On Tue, May 28, 2013 at 14:19:35 -0700 , Karen Etheridge wrote:

I'd handle all these cases the same way: PAUSE could simply warn that one or more contained modules in the new upload have entered the index at the same $VERSION as was indexed previously. The should be able to apply his own heuristics for his version numbering scheme and distname to quickly determine whether this was a mistake of some kind -- this obviates having to compare .pm content or uploaded dist names.

+1

karenetheridge commented 11 years ago

The should

"The user should" -- I accidentally a word :)

dagolden commented 11 years ago

I'd be careful about that -- many people do that intentionally, I think.
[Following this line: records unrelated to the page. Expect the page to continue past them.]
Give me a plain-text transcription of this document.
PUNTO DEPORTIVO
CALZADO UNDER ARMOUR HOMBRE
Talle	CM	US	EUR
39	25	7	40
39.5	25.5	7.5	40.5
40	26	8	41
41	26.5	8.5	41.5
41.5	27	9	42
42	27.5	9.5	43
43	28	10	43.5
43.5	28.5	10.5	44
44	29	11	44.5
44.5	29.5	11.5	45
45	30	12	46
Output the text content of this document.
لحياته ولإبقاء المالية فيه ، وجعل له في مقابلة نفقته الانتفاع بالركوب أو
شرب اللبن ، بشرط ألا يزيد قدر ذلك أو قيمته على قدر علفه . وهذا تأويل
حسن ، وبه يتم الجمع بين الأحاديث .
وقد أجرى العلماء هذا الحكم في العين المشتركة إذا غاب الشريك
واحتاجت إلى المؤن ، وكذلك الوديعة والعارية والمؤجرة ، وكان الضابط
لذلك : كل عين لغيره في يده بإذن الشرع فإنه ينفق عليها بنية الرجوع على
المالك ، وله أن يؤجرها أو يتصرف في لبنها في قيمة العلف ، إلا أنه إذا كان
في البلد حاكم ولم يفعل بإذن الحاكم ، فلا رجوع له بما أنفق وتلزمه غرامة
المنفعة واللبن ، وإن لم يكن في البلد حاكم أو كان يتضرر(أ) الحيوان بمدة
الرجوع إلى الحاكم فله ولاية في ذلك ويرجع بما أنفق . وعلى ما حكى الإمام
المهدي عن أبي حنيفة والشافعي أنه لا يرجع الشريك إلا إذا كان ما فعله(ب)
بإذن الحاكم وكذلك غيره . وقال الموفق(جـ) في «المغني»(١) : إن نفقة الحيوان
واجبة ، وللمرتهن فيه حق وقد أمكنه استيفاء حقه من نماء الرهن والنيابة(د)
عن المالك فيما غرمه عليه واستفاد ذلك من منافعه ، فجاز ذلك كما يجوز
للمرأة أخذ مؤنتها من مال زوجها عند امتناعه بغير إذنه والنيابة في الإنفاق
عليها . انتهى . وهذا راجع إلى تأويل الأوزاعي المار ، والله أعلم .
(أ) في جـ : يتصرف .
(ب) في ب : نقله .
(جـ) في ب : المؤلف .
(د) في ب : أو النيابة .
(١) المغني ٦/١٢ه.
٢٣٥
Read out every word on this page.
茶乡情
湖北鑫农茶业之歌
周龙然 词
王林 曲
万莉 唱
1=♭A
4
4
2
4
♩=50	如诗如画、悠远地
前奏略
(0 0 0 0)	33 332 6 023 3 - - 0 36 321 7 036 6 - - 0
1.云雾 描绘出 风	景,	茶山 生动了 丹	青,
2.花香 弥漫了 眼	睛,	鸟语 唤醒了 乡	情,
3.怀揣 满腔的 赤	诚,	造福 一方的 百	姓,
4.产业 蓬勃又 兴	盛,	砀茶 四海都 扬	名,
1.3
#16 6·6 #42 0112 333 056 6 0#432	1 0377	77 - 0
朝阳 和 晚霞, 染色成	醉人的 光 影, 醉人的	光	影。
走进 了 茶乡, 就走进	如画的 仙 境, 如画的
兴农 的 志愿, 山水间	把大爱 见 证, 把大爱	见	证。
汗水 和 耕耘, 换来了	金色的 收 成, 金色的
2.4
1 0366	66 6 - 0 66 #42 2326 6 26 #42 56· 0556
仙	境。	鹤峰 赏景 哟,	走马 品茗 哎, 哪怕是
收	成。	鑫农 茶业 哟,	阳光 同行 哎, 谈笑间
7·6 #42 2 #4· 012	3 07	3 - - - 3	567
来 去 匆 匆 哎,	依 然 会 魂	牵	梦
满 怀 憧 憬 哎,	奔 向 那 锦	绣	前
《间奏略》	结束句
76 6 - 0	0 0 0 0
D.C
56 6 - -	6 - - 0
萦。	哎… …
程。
E.g Foo-Bar-1.23 contains Foo::Bar at 1.23 and Foo::Baz at 1.23. Bar.pm gets modified and bumped to 1.24, but Baz stays at 1.23. Then Foo-Bar-1.24 gets shipped with Foo::Bar 1.24 and Foo::Baz 1.23.

This is one of the ways that people who manage $VERSION manually do it -- they only bump $VERSION in some files. A "warning" is likely to either piss people off or get ignored.

I'm not opposed to adding some information. ("Foo::Baz 1.23 entered the index. Previous was 1.23") But I wonder whether you would have even noticed. (I tend to ignore the text of those emails.)

I think better heuristics would make more sense if you really were going to do this. E.g. capturing an MD5 of the .pm files and warning if the MD5 changes but the version stays the same.

karenetheridge commented 11 years ago

On Tue, May 28, 2013 at 03:44:55PM -0700, David Golden wrote:

I'd be careful about that -- many people do that intentionally, I think. E.g Foo-Bar-1.23 contains Foo::Bar at 1.23 and Foo::Baz at 1.23. Bar.pm gets modified and bumped to 1.24, but Baz stays at 1.23. Then Foo-Bar-1.24 gets shipped with Foo::Bar 1.24 and Foo::Baz 1.23.

Agreed. I have no idea how many authors or dists use this process though -- I wonder if anyone has run any stats on it? I suspect it's less common than only bumping the version of the "main" module and leaving everything else unversioned.

This is one of the ways that people who manage $VERSION manually do it -- they only bump $VERSION in some files. A "warning" is likely to either piss people off or get ignored.

I'm not opposed to adding some information. ("Foo::Baz 1.23 entered the index. Previous was 1.23") But I wonder whether you would have even noticed. (I tend to ignore the text of those emails.)

I certainly would - I check the content of all my PAUSE receipts, as it's not uncommon for me to have been "gifted" with comaint on one module in a dist but the others were missed, so I have to keep an eye out for indexing errors. But again, I have no idea how normal this is :)

I think better heuristics would make more sense if you really were going to do this. E.g. capturing an MD5 of the .pm files and warning if the MD5 changes but the version stays the same.

Fair enough, and that's a very easy mechanism to implement.